Today, it’s impossible to imagine life without cloud-based services. They’re behind our emails (Gmail), our work lives (Microsoft Teams and Slack) and entertainment (Netflix, Spotify). They can also provide a solution for companies in the wider financial industry, and FinTech in general. Cloud services are unique in that they scale extremely well – there’s no large expense for buying more server capacity or downtime while it is installed. If a company sees a sudden surge of customers, around holidays like Black Friday for instance, then their cloud service provider should have the extra capacity to accommodate their needs.
Platform-as-a-service (PaaS) and Infrastructure-as-a-service (IaaS) models are particularly valuable for smaller and start-up FinTech companies. IaaS replaces the storage and networking functionality that companies would typically host in an on-site data centre, while PaaS includes development environments that allow companies to create and deploy apps, websites and software in collaborative environments. Together these allow small companies to create solutions that can scale to any size – if a company needs more storage space, they can pay to be in a higher subscription tier, and it will come online almost instantly.

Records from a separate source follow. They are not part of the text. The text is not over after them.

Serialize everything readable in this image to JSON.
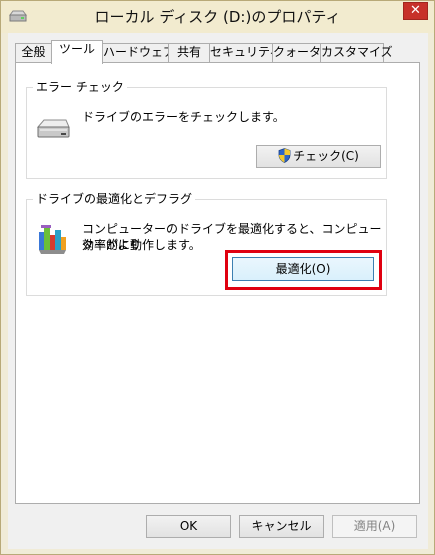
{
  "window": {
    "title": "ローカル ディスク (D:)のプロパティ",
    "close_label": "✕"
  },
  "tabs": [
    {
      "label": "全般"
    },
    {
      "label": "ツール"
    },
    {
      "label": "ハードウェア"
    },
    {
      "label": "共有"
    },
    {
      "label": "セキュリティ"
    },
    {
      "label": "クォータ"
    },
    {
      "label": "カスタマイズ"
    }
  ],
  "active_tab": "ツール",
  "error_check": {
    "title": "エラー チェック",
    "description": "ドライブのエラーをチェックします。",
    "button_label": "チェック(C)"
  },
  "optimize": {
    "title": "ドライブの最適化とデフラグ",
    "description_line1": "コンピューターのドライブを最適化すると、コンピューターがより",
    "description_line2": "効率的に動作します。",
    "button_label": "最適化(O)",
    "highlight_color": "#e00010"
  },
  "footer": {
    "ok_label": "OK",
    "cancel_label": "キャンセル",
    "apply_label": "適用(A)"
  },
  "colors": {
    "close_button": "#c7312a",
    "window_frame": "#f0ebd7",
    "focused_border": "#3c7fb1"
  }
}
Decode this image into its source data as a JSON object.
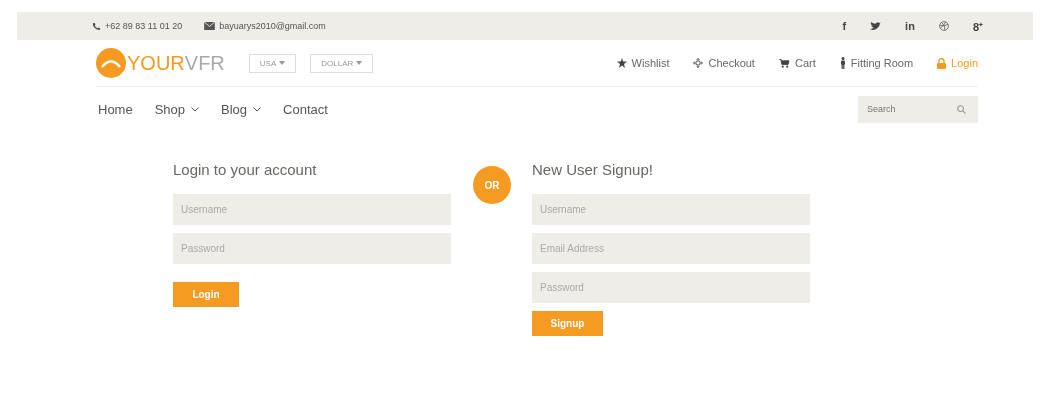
{
  "topbar": {
    "phone": "+62 89 83 11 01 20",
    "email": "bayuarys2010@gmail.com",
    "social": [
      {
        "kind": "text",
        "text": "f"
      },
      {
        "kind": "bird"
      },
      {
        "kind": "text",
        "text": "in"
      },
      {
        "kind": "ball"
      },
      {
        "kind": "text",
        "text": "8⁺"
      }
    ]
  },
  "header": {
    "logo": {
      "part1": "YOUR",
      "part2": "VFR"
    },
    "selects": [
      {
        "label": "USA"
      },
      {
        "label": "DOLLAR"
      }
    ],
    "links": [
      {
        "kind": "star",
        "label": "Wishlist",
        "active": false
      },
      {
        "kind": "crosshair",
        "label": "Checkout",
        "active": false
      },
      {
        "kind": "cart",
        "label": "Cart",
        "active": false
      },
      {
        "kind": "person",
        "label": "Fitting Room",
        "active": false
      },
      {
        "kind": "lock",
        "label": "Login",
        "active": true
      }
    ]
  },
  "nav": {
    "items": [
      {
        "label": "Home",
        "dropdown": false
      },
      {
        "label": "Shop",
        "dropdown": true
      },
      {
        "label": "Blog",
        "dropdown": true
      },
      {
        "label": "Contact",
        "dropdown": false
      }
    ],
    "search": {
      "placeholder": "Search"
    }
  },
  "login": {
    "title": "Login to your account",
    "fields": [
      {
        "placeholder": "Username"
      },
      {
        "placeholder": "Password"
      }
    ],
    "button": "Login"
  },
  "separator": "OR",
  "signup": {
    "title": "New User Signup!",
    "fields": [
      {
        "placeholder": "Username"
      },
      {
        "placeholder": "Email Address"
      },
      {
        "placeholder": "Password"
      }
    ],
    "button": "Signup"
  }
}
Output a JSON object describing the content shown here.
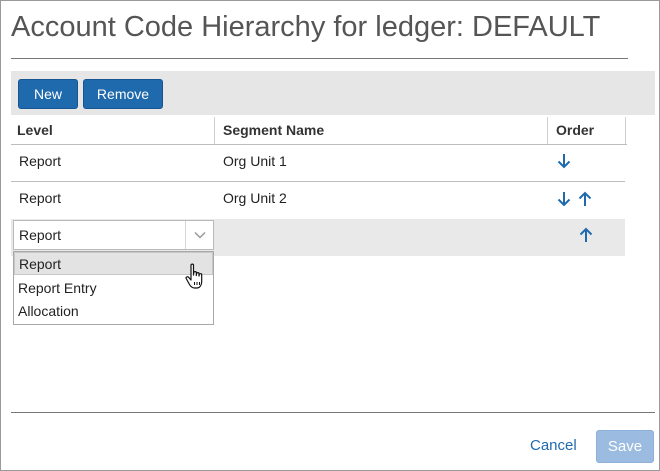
{
  "page": {
    "title": "Account Code Hierarchy for ledger: DEFAULT"
  },
  "toolbar": {
    "new_label": "New",
    "remove_label": "Remove"
  },
  "table": {
    "columns": [
      "Level",
      "Segment Name",
      "Order"
    ],
    "rows": [
      {
        "level": "Report",
        "segment": "Org Unit 1",
        "order_icons": [
          "arrow-down-icon"
        ]
      },
      {
        "level": "Report",
        "segment": "Org Unit 2",
        "order_icons": [
          "arrow-down-icon",
          "arrow-up-icon"
        ]
      }
    ],
    "edit_row": {
      "level_value": "Report",
      "order_icons": [
        "arrow-up-icon"
      ]
    }
  },
  "dropdown": {
    "options": [
      "Report",
      "Report Entry",
      "Allocation"
    ],
    "highlighted": "Report"
  },
  "footer": {
    "cancel_label": "Cancel",
    "save_label": "Save"
  },
  "colors": {
    "accent": "#1f6aad",
    "disabled_button": "#9bbce0",
    "toolbar_bg": "#e6e6e6"
  }
}
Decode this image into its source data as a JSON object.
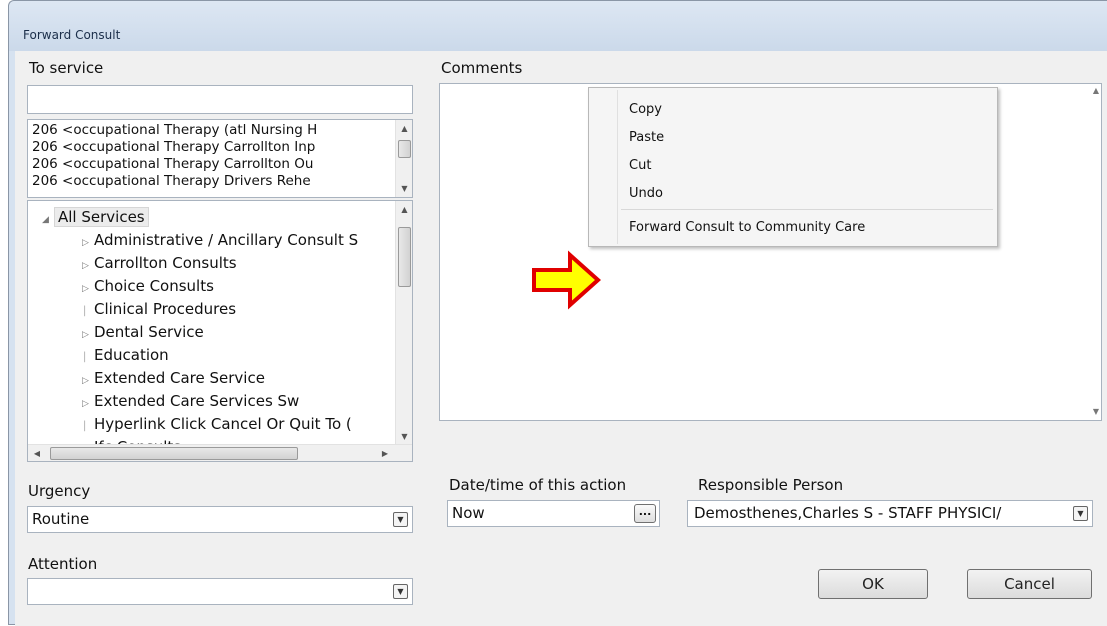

Having everything from customer data to the code that powers a FinTech company’s apps stored in the cloud also has security implications. Despite the maxim that ‘cloud-hosted just means somebody else’s computer’, it can be far safer to store data with a cloud service than on your own company’s server, especially if you lack the in-house expertise to manage specialised components required to comply with regulations for financial services. Even though cloud service providers are typically very large companies that can afford security teams it is still important for FinTechs to understand the shared responsibility model for securing cloud deployment.
Cloud-based payment security
But being able to develop, deploy and scale new payment solutions is only half the battle when the level of cybercrime is as high as it is in 2021. Although a customer’s information might be safely stored in a cloud data centre, that information still needs to travel from the customer themselves to the data centre when they enter it. In FinTech, using and transferring highly sensitive data like bank account details is vital to doing business, and data being passed between clients and their FinTech provider needs to be secured and encrypted to a very high standard.
HSMs can carry out all the important security tasks a payments company would need: validating PINs, processing transactions, issuing payment cards and managing cryptographic keys. However, they require specialist knowledge to operate effectively. Cloud-based ‘Payment HSMs as a service’ on the other hand can be deployed quickly, are paid for on a subscription basis, can be accessed and monitored remotely and are easily scalable.
Given how much of our lives is now cloud-based, up to and including our work lives, it seems sensible for FinTech companies to trust cloud-based systems for their development, scaling and security.